Always use glLoadIdentity() instead of glLoadMatrix*() with an identity matrix, though.

Cass, what kind of scope do those glRotate vs glMultMatrix optimizations have these days? Is it just matrix ops, or vertex transformation as well? I assumed that T&L hardware would be optimized for straight vec4*mat44 multiplies and wouldn’t bother with the special cases.

Based on that assumption, I transform everything to eyespace and just do a glLoadMatrix. Flat eyespace transforms are very handy for frustum culling and for submitting geometry from the same model in multiple shader passes without walking the scenegraph tree all over again, but is it likely to be suboptimal perf-wise?

I feel like adding my 2 cents, even though I don’t really know anything about this

MikeC -

I’m guessing that the driver performs your glRotate or glTranslate calls on the CPU, not the GPU. I bet that matrix isn’t sent to the GPU until you call your first glVertex**() function. My point is that hardware T&L isn’t there to execute these few simple commands, it’s there to take the resulting matrix and apply it to millions of vertices.

Now for some further speculation:

Jambolo -

I’m guessing that in general your quat->Matrix4->glMultMatrix* will be faster than their glRotate* for the reasons you mentioned.

Remember, though, that there are a lot of common non-general cases like rotating around a single principle axis where you’ll get lots of zeros in your matrix. You can save a lot of time (and they probably do) by not doing these multiplications by zero. Even a general rotation matrix, in it’s 4x4 form, will have 6 zeros which can be optimized out of a multiplication routine.
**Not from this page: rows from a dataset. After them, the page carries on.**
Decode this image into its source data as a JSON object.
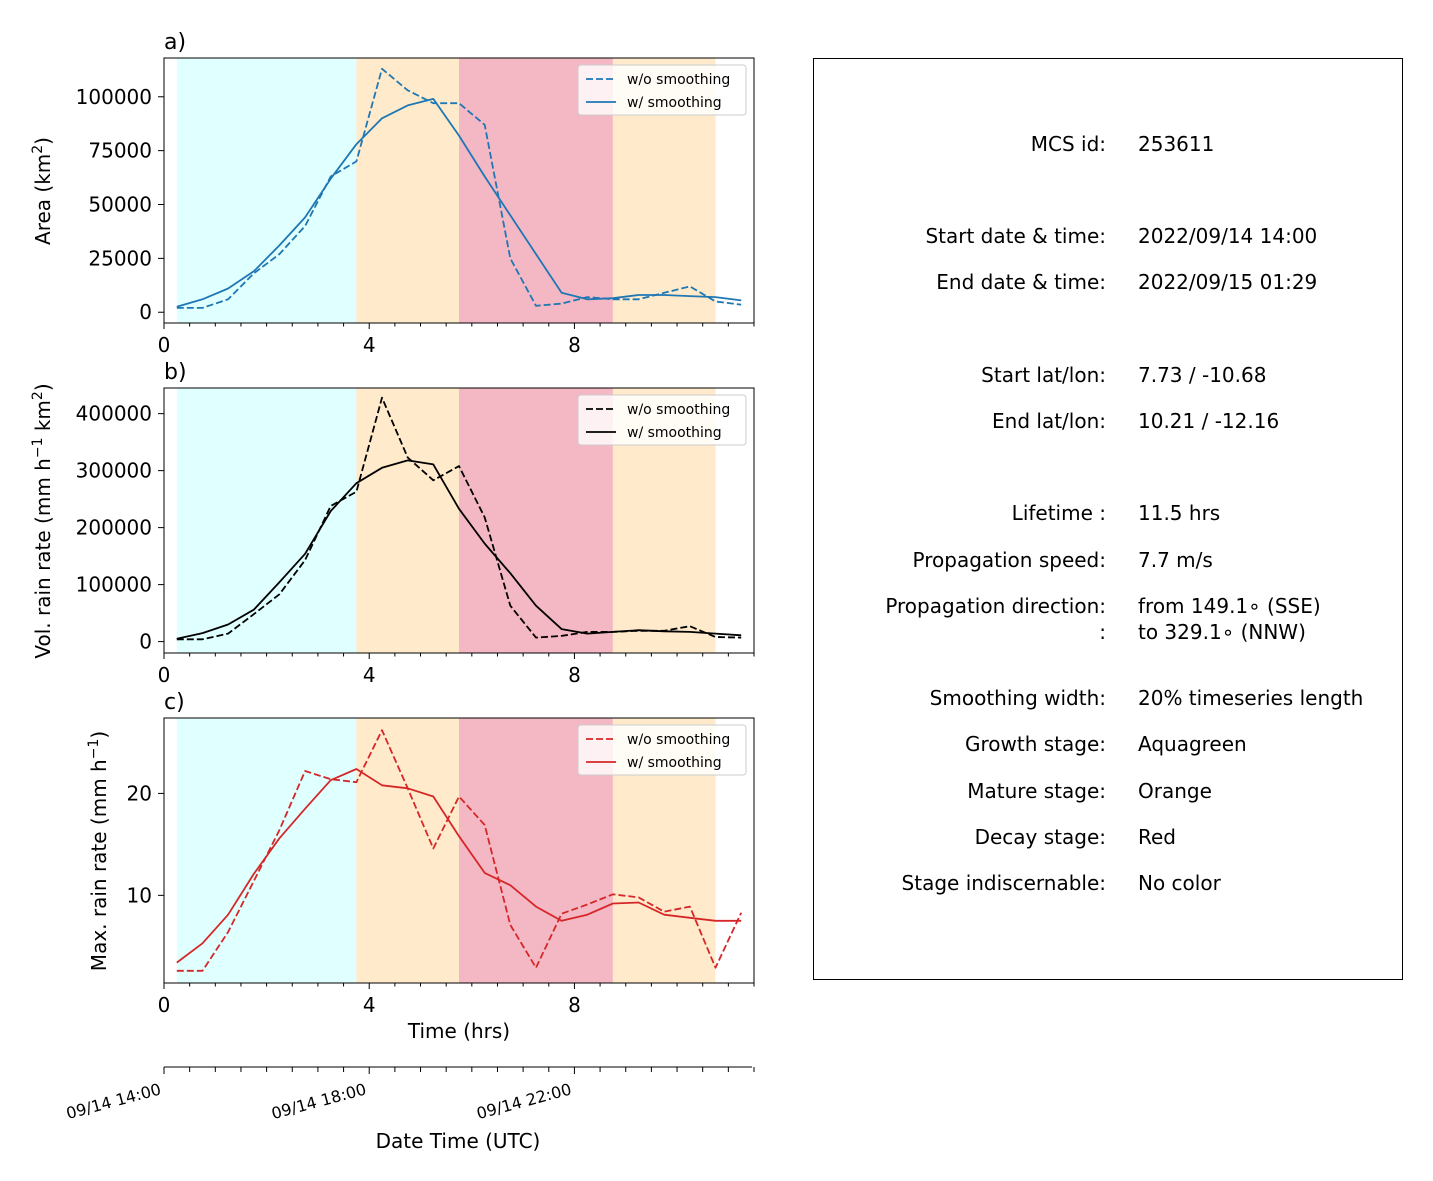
{
  "chart_data": [
    {
      "type": "line",
      "panel_label": "a)",
      "ylabel": "Area  (km$^2$)",
      "ylabel_main": "Area  (km",
      "ylabel_sup": "2",
      "ylabel_end": ")",
      "yticks": [
        0,
        25000,
        50000,
        75000,
        100000
      ],
      "ytick_labels": [
        "0",
        "25000",
        "50000",
        "75000",
        "100000"
      ],
      "ylim": [
        -5000,
        118000
      ],
      "xlim": [
        0,
        11.5
      ],
      "xticks": [
        0,
        4,
        8
      ],
      "xtick_labels": [
        "0",
        "4",
        "8"
      ],
      "color": "#1f77b4",
      "legend": [
        "w/o smoothing",
        "w/ smoothing"
      ],
      "legend_position": "top-right",
      "series": [
        {
          "name": "w/o smoothing",
          "style": "dashed",
          "x": [
            0.25,
            0.75,
            1.25,
            1.75,
            2.25,
            2.75,
            3.25,
            3.75,
            4.25,
            4.75,
            5.25,
            5.75,
            6.25,
            6.75,
            7.25,
            7.75,
            8.25,
            8.75,
            9.25,
            9.75,
            10.25,
            10.75,
            11.25
          ],
          "y": [
            2000,
            2000,
            6000,
            18000,
            27000,
            40000,
            63000,
            70000,
            113000,
            103000,
            97000,
            97000,
            87000,
            25000,
            3000,
            4000,
            7000,
            6000,
            6000,
            9000,
            12000,
            5000,
            3500
          ]
        },
        {
          "name": "w/ smoothing",
          "style": "solid",
          "x": [
            0.25,
            0.75,
            1.25,
            1.75,
            2.25,
            2.75,
            3.25,
            3.75,
            4.25,
            4.75,
            5.25,
            5.75,
            6.25,
            6.75,
            7.25,
            7.75,
            8.25,
            8.75,
            9.25,
            9.75,
            10.25,
            10.75,
            11.25
          ],
          "y": [
            2500,
            6000,
            11000,
            19000,
            31000,
            44000,
            62000,
            78000,
            90000,
            96000,
            99000,
            82000,
            63000,
            45000,
            27000,
            9000,
            6000,
            6500,
            8000,
            8000,
            7500,
            7000,
            5500
          ]
        }
      ]
    },
    {
      "type": "line",
      "panel_label": "b)",
      "ylabel": "Vol. rain rate (mm h$^{-1}$ km$^2$)",
      "ylabel_p1": "Vol. rain rate (mm h",
      "ylabel_sup1": "−1",
      "ylabel_p2": " km",
      "ylabel_sup2": "2",
      "ylabel_p3": ")",
      "yticks": [
        0,
        100000,
        200000,
        300000,
        400000
      ],
      "ytick_labels": [
        "0",
        "100000",
        "200000",
        "300000",
        "400000"
      ],
      "ylim": [
        -20000,
        445000
      ],
      "xlim": [
        0,
        11.5
      ],
      "xticks": [
        0,
        4,
        8
      ],
      "xtick_labels": [
        "0",
        "4",
        "8"
      ],
      "color": "#000000",
      "legend": [
        "w/o smoothing",
        "w/ smoothing"
      ],
      "legend_position": "top-right",
      "series": [
        {
          "name": "w/o smoothing",
          "style": "dashed",
          "x": [
            0.25,
            0.75,
            1.25,
            1.75,
            2.25,
            2.75,
            3.25,
            3.75,
            4.25,
            4.75,
            5.25,
            5.75,
            6.25,
            6.75,
            7.25,
            7.75,
            8.25,
            8.75,
            9.25,
            9.75,
            10.25,
            10.75,
            11.25
          ],
          "y": [
            4000,
            4000,
            14000,
            48000,
            83000,
            143000,
            238000,
            263000,
            428000,
            323000,
            283000,
            308000,
            218000,
            63000,
            7000,
            10000,
            17000,
            17000,
            19000,
            19000,
            27000,
            8000,
            7000
          ]
        },
        {
          "name": "w/ smoothing",
          "style": "solid",
          "x": [
            0.25,
            0.75,
            1.25,
            1.75,
            2.25,
            2.75,
            3.25,
            3.75,
            4.25,
            4.75,
            5.25,
            5.75,
            6.25,
            6.75,
            7.25,
            7.75,
            8.25,
            8.75,
            9.25,
            9.75,
            10.25,
            10.75,
            11.25
          ],
          "y": [
            5000,
            15000,
            30000,
            56000,
            104000,
            154000,
            229000,
            278000,
            305000,
            318000,
            311000,
            233000,
            172000,
            120000,
            63000,
            22000,
            14000,
            17000,
            20000,
            18000,
            17000,
            14000,
            11000
          ]
        }
      ]
    },
    {
      "type": "line",
      "panel_label": "c)",
      "ylabel": "Max. rain rate  (mm h$^{-1}$)",
      "ylabel_main": "Max. rain rate  (mm h",
      "ylabel_sup": "−1",
      "ylabel_end": ")",
      "yticks": [
        10,
        20
      ],
      "ytick_labels": [
        "10",
        "20"
      ],
      "ylim": [
        1.4,
        27.4
      ],
      "xlim": [
        0,
        11.5
      ],
      "xticks": [
        0,
        4,
        8
      ],
      "xtick_labels": [
        "0",
        "4",
        "8"
      ],
      "xlabel": "Time (hrs)",
      "color": "#d62728",
      "legend": [
        "w/o smoothing",
        "w/ smoothing"
      ],
      "legend_position": "top-right",
      "series": [
        {
          "name": "w/o smoothing",
          "style": "dashed",
          "x": [
            0.25,
            0.75,
            1.25,
            1.75,
            2.25,
            2.75,
            3.25,
            3.75,
            4.25,
            4.75,
            5.25,
            5.75,
            6.25,
            6.75,
            7.25,
            7.75,
            8.25,
            8.75,
            9.25,
            9.75,
            10.25,
            10.75,
            11.25
          ],
          "y": [
            2.6,
            2.6,
            6.4,
            11.4,
            16.4,
            22.2,
            21.4,
            21.1,
            26.2,
            20.5,
            14.6,
            19.7,
            16.9,
            7.1,
            2.9,
            8.2,
            9.1,
            10.1,
            9.8,
            8.4,
            8.9,
            2.9,
            8.3
          ]
        },
        {
          "name": "w/ smoothing",
          "style": "solid",
          "x": [
            0.25,
            0.75,
            1.25,
            1.75,
            2.25,
            2.75,
            3.25,
            3.75,
            4.25,
            4.75,
            5.25,
            5.75,
            6.25,
            6.75,
            7.25,
            7.75,
            8.25,
            8.75,
            9.25,
            9.75,
            10.25,
            10.75,
            11.25
          ],
          "y": [
            3.4,
            5.3,
            8.1,
            12.1,
            15.6,
            18.5,
            21.3,
            22.4,
            20.8,
            20.5,
            19.7,
            15.8,
            12.2,
            11.0,
            8.9,
            7.5,
            8.1,
            9.2,
            9.3,
            8.1,
            7.8,
            7.5,
            7.5
          ]
        }
      ]
    }
  ],
  "stages": [
    {
      "name": "growth",
      "from": 0.25,
      "to": 3.75,
      "color": "#e0ffff"
    },
    {
      "name": "mature",
      "from": 3.75,
      "to": 5.75,
      "color": "#ffebcc"
    },
    {
      "name": "decay",
      "from": 5.75,
      "to": 8.75,
      "color": "#f4b8c4"
    },
    {
      "name": "mature2",
      "from": 8.75,
      "to": 10.75,
      "color": "#ffebcc"
    }
  ],
  "date_axis": {
    "xlabel": "Date Time (UTC)",
    "tick_labels": [
      "09/14 14:00",
      "09/14 18:00",
      "09/14 22:00"
    ],
    "major_ticks": [
      0,
      4,
      8
    ],
    "minor_step": 0.5
  },
  "info": {
    "rows": [
      {
        "label": "MCS id:",
        "value": "253611"
      },
      {
        "label": "Start date & time:",
        "value": "2022/09/14 14:00"
      },
      {
        "label": "End date & time:",
        "value": "2022/09/15 01:29"
      },
      {
        "label": "Start lat/lon:",
        "value": "7.73 / -10.68"
      },
      {
        "label": "End lat/lon:",
        "value": "10.21 / -12.16"
      },
      {
        "label": "Lifetime :",
        "value": "11.5 hrs"
      },
      {
        "label": "Propagation speed:",
        "value": "7.7 m/s"
      },
      {
        "label": "Propagation direction:",
        "value": "from 149.1∘ (SSE)"
      },
      {
        "label": ":",
        "value": "to   329.1∘ (NNW)"
      },
      {
        "label": "Smoothing width:",
        "value": "20% timeseries length"
      },
      {
        "label": "Growth stage:",
        "value": "Aquagreen"
      },
      {
        "label": "Mature stage:",
        "value": "Orange"
      },
      {
        "label": "Decay stage:",
        "value": "Red"
      },
      {
        "label": "Stage indiscernable:",
        "value": "No color"
      }
    ]
  }
}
A pretty narrow scope. If you’ve looked at NV_vertex_program, you know what the hardware does.

If it’s more convenient to perform a glMultMatrix*(), then that’s probably what you should do.

For culling strategies, I would probably cull based on bounding boxes and let the hardware handle the transforms.

I would flatten the transform heirarchy where possible. If you’re not getting tons of re-use out of your geometry, paying to compute all those inverses and update the matrices is pretty expensive.

Originally posted by cass:
For culling strategies, I would probably cull based on bounding boxes and let the hardware handle the transforms.

I would flatten the transform heirarchy where possible.

Yes, I do, and eyespace seems as good a choice as any. Unless I’ve been missing something, any culling approach requires transforming either the culling volume or the potential cullee to get them both into the same coordinate space, and since the frustum volume is locked to eyespace anyhow…

The project is a space-sim type thing, where pretty much every scenegraph node can move every frame, so “permanently” flattening the transform hierarchy isn’t an option.

If you’re not getting tons of re-use out of your geometry, paying to compute all those inverses and update the matrices is pretty expensive.

You mean the driver having to calculate inverses? Oh. I asked quite a while back about what priority to give transform when sorting geometry into buckets for rendering, and one of the NV guys (I think it was you) said that the cost of gl*Matrix ops was down in the noise.

On the application side, I’m only using rigid-body matrices for transform, so calculating inverses is trivial - a mat33 transpose and a mat33*vec3 multiply.